Quantcast

Priori Legal website connects businesses with vetted lawyers

Basha Frost Rubin and Mirra Levitt, co-founders of Priori Legal, an Internet marketplace that connects individuals and small businesses with lawyers to handle their legal needs.
Basha Frost Rubin and Mirra Levitt, co-founders of Priori Legal, an Internet marketplace that connects individuals and small businesses with lawyers to handle their legal needs. Photo Credit: Ivo M. Vermeulen

Mirra Levitt and Basha Frost Rubin launched Priori Legal two years ago so small businesses could quickly hire lawyers for various legal services.

Evidently, they were onto something: Inbound requests for legal services to Priori Legal — a website that seamlessly connects small businesses to vetted lawyers in their city — quadrupled since December 2014.

The business duo got their idea for the website while working in law clinics while attending Yale Law School.

“We saw how difficult it was for both entrepreneurs and small businesses and individuals to connect with reasonably-priced, vetted lawyers,” said Levitt, who lives in Boerum Hill.

After they graduated in 2010, the two put their heads together “to tackle the problem of how we could improve the process of finding, comparing and working with lawyers,” explained Rubin, who resides in the East Village. “We decided that a transparent marketplace model would be an excellent way for businesses to find the best lawyer at the best possible price for their needs.”

Priori Legal customers range from freelance consultants to 1,000-employee software companies. Services they might need include everything from incorporating their business and patenting a product to litigation and establishing employment policies.

Levitt and Rubin launched their service in New York state in 2013, and have since expanded to California, New Jersey, Connecticut and Texas.

For lawyers, being selected by Priori Legal is no easy feat. They must have five years experience in the field, pass an online application process, an in-person interview and two professional reference checks.

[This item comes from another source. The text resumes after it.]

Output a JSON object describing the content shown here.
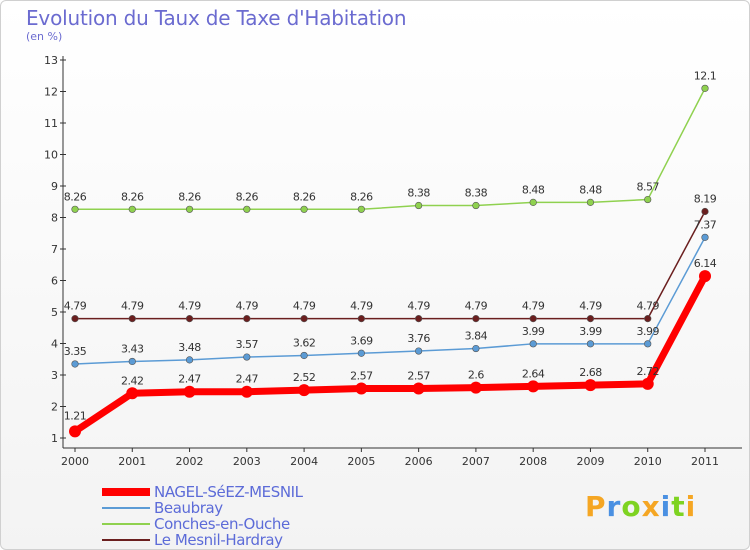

Ultimately, 20% of the lawyers who apply make it through the application process, Levitt and Rubin said, and they have to maintain a 95% approval rating to remain in the database. However, some of Priori Legal’s lawyers have earned more than $100,000 from business they acquired through the site.

It’s free for lawyers to be in the database, but they are required to offer their services for at least 25% less than they would outside the site.

For their management fee, Priori Legal charges customers roughly 10% of their overall bill.

The pair plans to expand their business to more states soon. In the meantime, helping entrepreneurs in New York City is especially rewarding, they said.

“It feels really exciting to be able to add a service to a city that has as much going on as New York does, and knowing that we’re helping individuals that are just starting out,” Levitt said. “It’s been really exciting to be a part of the New York fabric.”